In Brief
MIT researchers have created an algorithm that hopes to understand human visual social cues and predict what would happen next. Giving AI the ability to understand and predict human social interaction could one day pave the way to efficient home assistant systems as well as intelligent security cameras that can call an ambulance or the police ahead of time.

Get Smarter with TV?

MIT’s Computer Science and Artificial Intelligence Laboratory created an algorithm that utilizes deep learning, which enables artificial intelligence (AI) to use patterns of human interaction to predict what will happen next. Researchers fed the program with videos featuring human social interactions and tested it to see if it “learned” well enough to be able to predict them.

The researchers’ weapons of choice? 600 hours of Youtube videos and sitcoms, including The Office, Desperate Housewives, and Scrubs. While this lineup may seem questionable, MIT doctoral candidate and project researcher Carl Vondrick reasons out that accessibility and realism were part of the criteria.

“We just wanted to use random videos from YouTube,” Vondrick said. “The reason for television is that it’s easy for us to get access to that data, and it’s somewhat realistic in terms of describing everyday situations.”

They showed the computer videos of people who are one second away from doing one of these four actions: hugging, kissing, high-fiving and handshaking.
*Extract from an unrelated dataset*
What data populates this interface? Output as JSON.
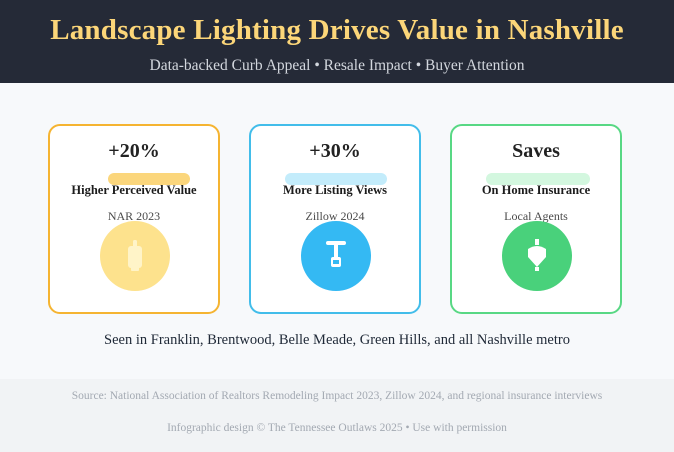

The AI was able to guess correctly 43% of the time compared to humans, who were right 71% of the time.

Potential Future

Giving AI the ability to understand visuals the way humans can could be a precursor to what would be efficient home assistants, as well as intelligent security cameras that could call an ambulance or the police ahead of time.

While this isn’t the first attempt at video prediction, it is the most accurate thus far. The reason is that, first, the new algorithm deviates from previous attempts at video predicting, wherein pixel-by-pixel representations were a priority. It predicts using abstract representation and focuses on the important signs: it learns on its own and uses “visual representations” to discriminate between visual cues that are important in social interactions from those that are not. It’s something that comes naturally to humans, but is far more complicated in AI.

“It’s not hugely different from some other things that people have done, but they’ve gotten substantially better results out of it than people have in this area before,” says Pedro Domingos, a machine learning expert and professor at the University of Washington.